Davacı vekili temyiz dilekçesinde özetle; istinaf başvuru dilekçesinde öne sürdükleri sebeplerle Bölge Adliye Mahkemesinin istinaf başvurusunun esastan reddi kararının hatalı olduğunu belirterek hükmün tamamı yönünden Bölge Adliye Mahkemesi kararının bozulması talep etmiştir.

C. Gerekçe

1. Uyuşmazlık ve Hukuki Nitelendirme

Dava, katılma alacağı istemine ilişkindir. Uyuşmazlık, anlaşmalı boşanma dava dosyasındaki protokoldeki düzenlemeye, duruşmadaki taraf beyanlarına ve boşanma kararına göre tarafların mal rejiminin tasfiyesinden kaynaklı hakları istemelerinin mümkün olup olmadığı noktasında toplanmaktadır.

2. İlgili Hukuk

6100 sayılı Hukuk Muhakemeleri Kanunu'nun (6100 sayılı Kanun) 190 ıncı maddesi, 369 uncu maddesinin birinci fıkrası ile 370 ve 371 inci maddeleri; 4721 sayılı Kanun'un 2 nci maddesi, 6 ncı maddesi, 166 ncı maddesinin üçüncü fıkrası, 179 uncu maddesi, 202 nci maddesi, 219 uncu maddesi, 220 nci maddesi, 225 inci maddesi.

3. Değerlendirme

1.Bölge adliye mahkemelerinin nihai kararlarının bozulması 6100 sayılı Kanun'un 371 inci maddesinde yer alan sebeplerden birinin varlığı hâlinde mümkündür.
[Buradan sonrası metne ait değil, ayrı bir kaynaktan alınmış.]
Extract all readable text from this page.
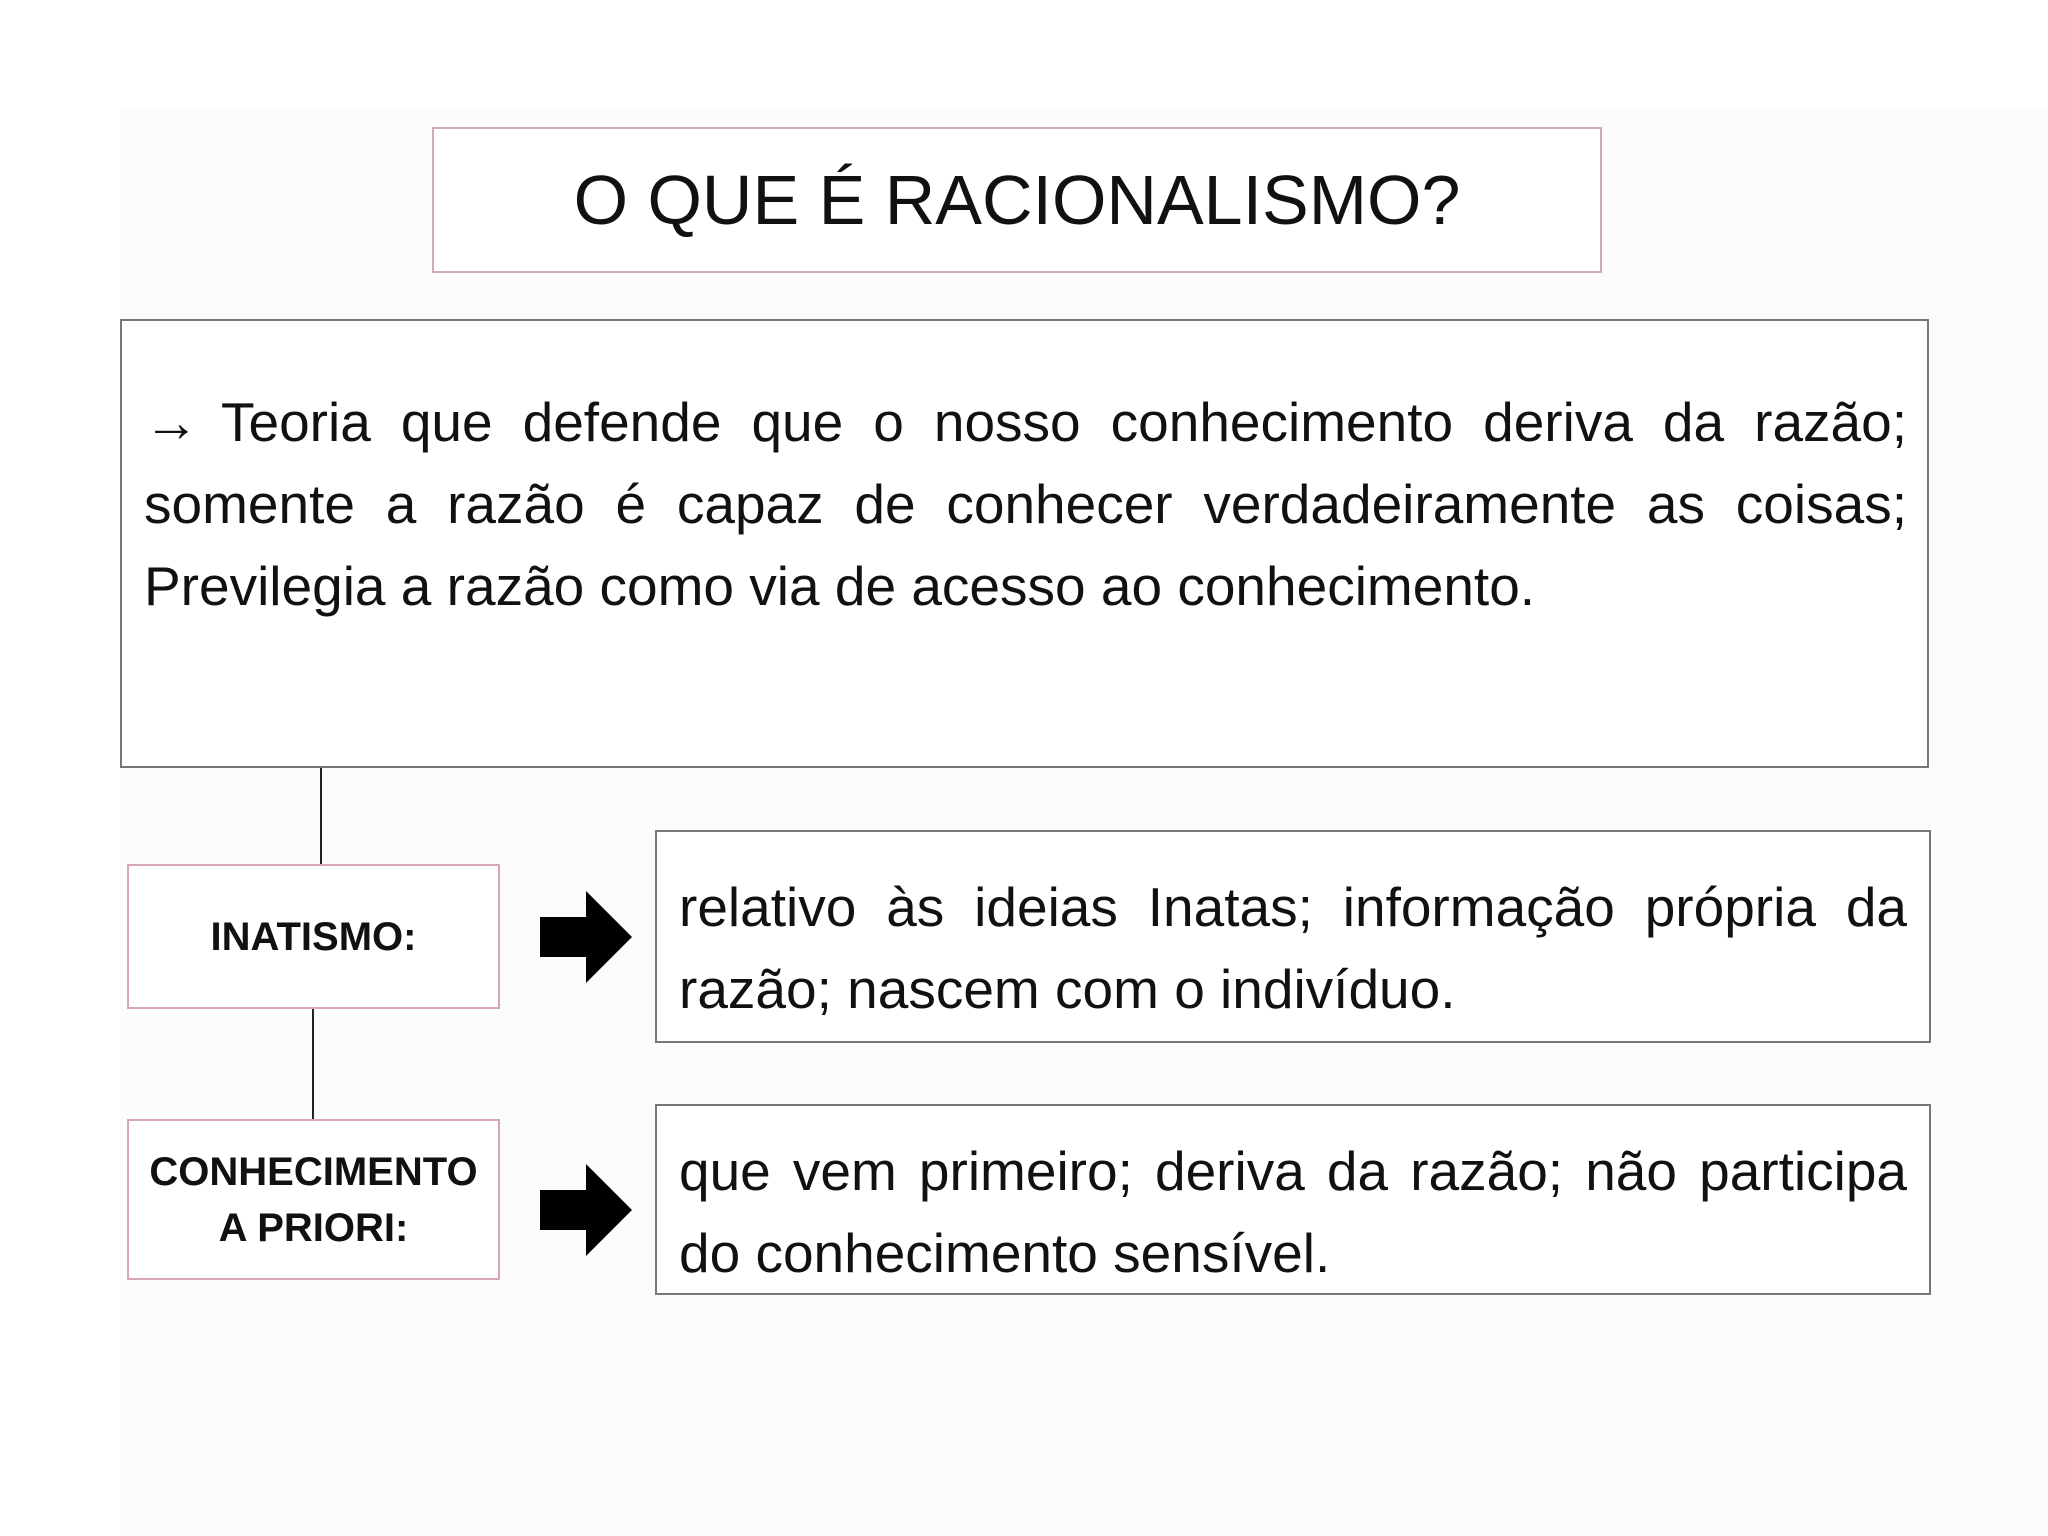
O QUE É RACIONALISMO?

→ Teoria que defende que o nosso conhecimento deriva da razão; somente a razão é capaz de conhecer verdadeiramente as coisas; Previlegia a razão como via de acesso ao conhecimento.

INATISMO:	relativo às ideias Inatas; informação própria da razão; nascem com o indivíduo.

CONHECIMENTO
A PRIORI:

que vem primeiro; deriva da razão; não participa do conhecimento sensível.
2. Temyizen ..., tarafların karşılıklı iddia ve savunmalarına, dayandıkları belgelere, uyuşmazlığa uygulanması gereken hukuk kuralları ile hukuki ilişkinin nitelendirilmesine, dava şartlarına, yargılama ve ispat kuralları ile kararda belirtilen gerekçelere göre usul ve kanuna uygun olup temyiz davacı vekilince temyiz dilekçesinde ileri sürülen nedenler kararın bozulmasını gerektirecek nitelikte görülmemiştir.

VI. KARAR

Açıklanan sebeplerle;

Temyiz olunan Bölge Adliye Mahkemesi kararının 6100 sayılı Kanun'un 370 inci maddesinin birinci fıkrası uyarınca ONANMASINA,

Aşağıda yazılı temyiz giderinin temyiz edene yükletilmesine,

Dosyanın İlk Derece Mahkemesine, kararın bir örneğinin Bölge Adliye Mahkemesine gönderilmesine,

24.01.2024 tarihinde oy birliğiyle karar verildi.